(CSA Newsletter: Main Season Week 15)
Meet this week’s vegetables:

Last week’s positive newsletter tone continued through the week, much to our delight. I noted a few weeks ago that once we hit mid-August, we feel like we’re on the downhill slide of the season. Although our workload continues, we feel a little freer. Most things are planted, and our job becomes simply tending and harvesting. We no longer have to worry as much about sowing and planting timing, weather openings, germination rates, etc.
Add our new less stressful irrigation regimen to that seasonal shift, and we felt pretty darn good this week, allowing us to enjoy an exceptionally social series of days. (We love life on the farm, but it can get lonely at times, even with market and the CSA pick-ups. So, we love opportunities to visit with people!)
Last Wednesday evening, interns from another local vegetable farm dropped by to see our operations. We gave them the tour and talked long past dark about what we do and why. We also love conversations with other young aspiring farmers — it’s great to feel like we’re part of a movement rather than just isolated workers out here in the fields.
Thursday night we had other vendors over for dinner after market.

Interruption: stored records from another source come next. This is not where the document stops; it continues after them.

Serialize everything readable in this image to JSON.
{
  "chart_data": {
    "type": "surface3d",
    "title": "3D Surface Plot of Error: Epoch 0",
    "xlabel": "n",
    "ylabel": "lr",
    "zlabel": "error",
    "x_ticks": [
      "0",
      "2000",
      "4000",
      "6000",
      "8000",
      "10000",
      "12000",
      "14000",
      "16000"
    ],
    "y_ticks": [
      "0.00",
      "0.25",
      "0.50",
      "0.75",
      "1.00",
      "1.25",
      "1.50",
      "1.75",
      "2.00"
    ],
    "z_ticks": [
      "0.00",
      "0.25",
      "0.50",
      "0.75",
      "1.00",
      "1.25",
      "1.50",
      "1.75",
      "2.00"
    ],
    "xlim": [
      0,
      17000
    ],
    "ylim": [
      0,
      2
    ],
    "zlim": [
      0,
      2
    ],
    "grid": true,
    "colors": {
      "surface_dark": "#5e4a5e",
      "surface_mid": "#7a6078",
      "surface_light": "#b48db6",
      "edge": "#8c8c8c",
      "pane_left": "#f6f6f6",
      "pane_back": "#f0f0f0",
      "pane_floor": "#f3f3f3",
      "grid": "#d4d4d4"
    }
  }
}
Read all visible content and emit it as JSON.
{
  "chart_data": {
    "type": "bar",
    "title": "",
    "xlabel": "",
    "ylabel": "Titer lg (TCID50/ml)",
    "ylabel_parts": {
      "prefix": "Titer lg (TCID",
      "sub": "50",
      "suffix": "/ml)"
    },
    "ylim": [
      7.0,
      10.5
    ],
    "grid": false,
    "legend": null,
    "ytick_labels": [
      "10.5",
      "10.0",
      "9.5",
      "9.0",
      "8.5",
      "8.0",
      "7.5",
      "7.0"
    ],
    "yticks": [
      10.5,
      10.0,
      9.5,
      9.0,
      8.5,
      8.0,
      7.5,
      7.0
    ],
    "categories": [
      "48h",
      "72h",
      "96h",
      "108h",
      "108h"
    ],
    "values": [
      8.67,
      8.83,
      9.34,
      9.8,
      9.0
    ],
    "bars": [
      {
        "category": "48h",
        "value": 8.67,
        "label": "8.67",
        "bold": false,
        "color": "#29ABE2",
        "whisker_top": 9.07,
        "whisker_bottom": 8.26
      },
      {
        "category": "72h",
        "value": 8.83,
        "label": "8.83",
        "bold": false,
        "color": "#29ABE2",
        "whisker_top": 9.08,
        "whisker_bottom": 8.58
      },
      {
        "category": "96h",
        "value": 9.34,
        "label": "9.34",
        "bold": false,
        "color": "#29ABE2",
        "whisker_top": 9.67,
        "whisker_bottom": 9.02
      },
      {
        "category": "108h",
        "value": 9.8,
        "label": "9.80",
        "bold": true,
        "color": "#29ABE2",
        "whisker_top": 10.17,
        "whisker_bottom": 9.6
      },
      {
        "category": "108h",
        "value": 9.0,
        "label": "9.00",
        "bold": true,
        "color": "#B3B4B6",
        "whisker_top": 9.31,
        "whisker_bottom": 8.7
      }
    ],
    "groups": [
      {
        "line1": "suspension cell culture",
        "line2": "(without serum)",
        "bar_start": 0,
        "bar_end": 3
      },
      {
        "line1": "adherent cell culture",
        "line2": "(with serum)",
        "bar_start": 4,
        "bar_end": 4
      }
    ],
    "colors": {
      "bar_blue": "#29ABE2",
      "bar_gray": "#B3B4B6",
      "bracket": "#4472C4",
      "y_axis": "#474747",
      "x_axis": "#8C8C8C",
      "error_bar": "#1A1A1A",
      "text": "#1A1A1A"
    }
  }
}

We were all a little blurry and slaphappy after working a long day, but we managed to pull together a tasty meal and catch up on market happenings among other things.
Friday night we attended a cheese making class at another local farm, where we learned how to make delicious fresh mozzarella cheese, which we then enjoyed on bruschetta with our own tomatoes and basil. The cheese maker is a friend of the farmers we trained with in Bellingham, and when we found out that he had no place to stay that night we ended up hosting him on our humble futon couch. We stayed up late talking about Bellingham, cheese making and farming before retiring (once again blurry and exhausted!). The next morning, we shared a big farm breakfast before starting work for the day.
After pulling four more beds of onions to cure, we cleaned ourselves up and headed to Portland that evening for a wonderful wedding of friends we met through the winter farm conference scene. They married in their yard, surrounded by friends and family and a few chickens too. It was a perfect Portland evening: lots of bikes, sunflowers, a red and pink chicken coop, delicious fresh food, beautiful poetry, love flowing everywhere, farmers, urban dwellers, and everything in between. We headed home later than we should, giddy from conversations with people we’d never met before but whom we’re pretty sure we’ll see again. We love how small the world can feel at times.
Sunday, our normally very quiet day off, was also less quiet than usual. We had our ritual slow breakfast over the Sunday paper, but then headed into town to visit my (Katie) parents. I’ve been helping my mom, Kris Bledsoe, a lot with her campaign for Yamhill County Commissioner. We worked on some more campaign material design stuff for a few hours before Casey and I split up for the evening: he attended a (tasteful!) bachelor party while I made dinner with a friend and watched a movie.
Whew! Not what I expected from the farming life, but a wonderful week nonetheless. We both feel like we’ve just completed a social marathon and are looking forward to this week’s work routine. Amazingly, we managed to work during this time too, but we still have a lengthy ‘to do’ list ahead of us. The main goal for today (Monday) is to start working up our fallow field and hopefully begin sowing our winter cover crop. Thanks to another rain shower on Sunday, the ground should finally be moist enough to work up without risking wind erosion. (Casey’s on the tractor chisel plowing right now, and as I look out I can see the swallows circling behind him, dipping to catch all the insects coming up from the ground.)
We’re excited to get moving on this project, because cover crops are something we hope to integrate into our farm as a replacement for off-farm fertility. We used to think we were crazy by thinking we could use cover crops as our primary soil building and fertility system, but it turns out that some researchers at OSU are working on a project with a similar thesis right now! Exciting! We’ll write more at length about our cover crop goals in another newsletter.
In the meantime, September has arrived, which means we’re definitely on the downhill slide towards fall. We’ve planted out almost all our fall and winter transplanted crops, including five beds of chicories and a second round of kales. The winter squash are getting close to maturity, and crows have returned to the island. Saturday night, the recorded low in McMinnville was 38° and many parts of Oregon received their first frost! Wow! And, of course, the ultimate sign of fall’s impending arrival: school starts this week.
Despite all these signs of fall, our fields are still full of gorgeous summer fruits. Enjoy the abundant late summer vegetables!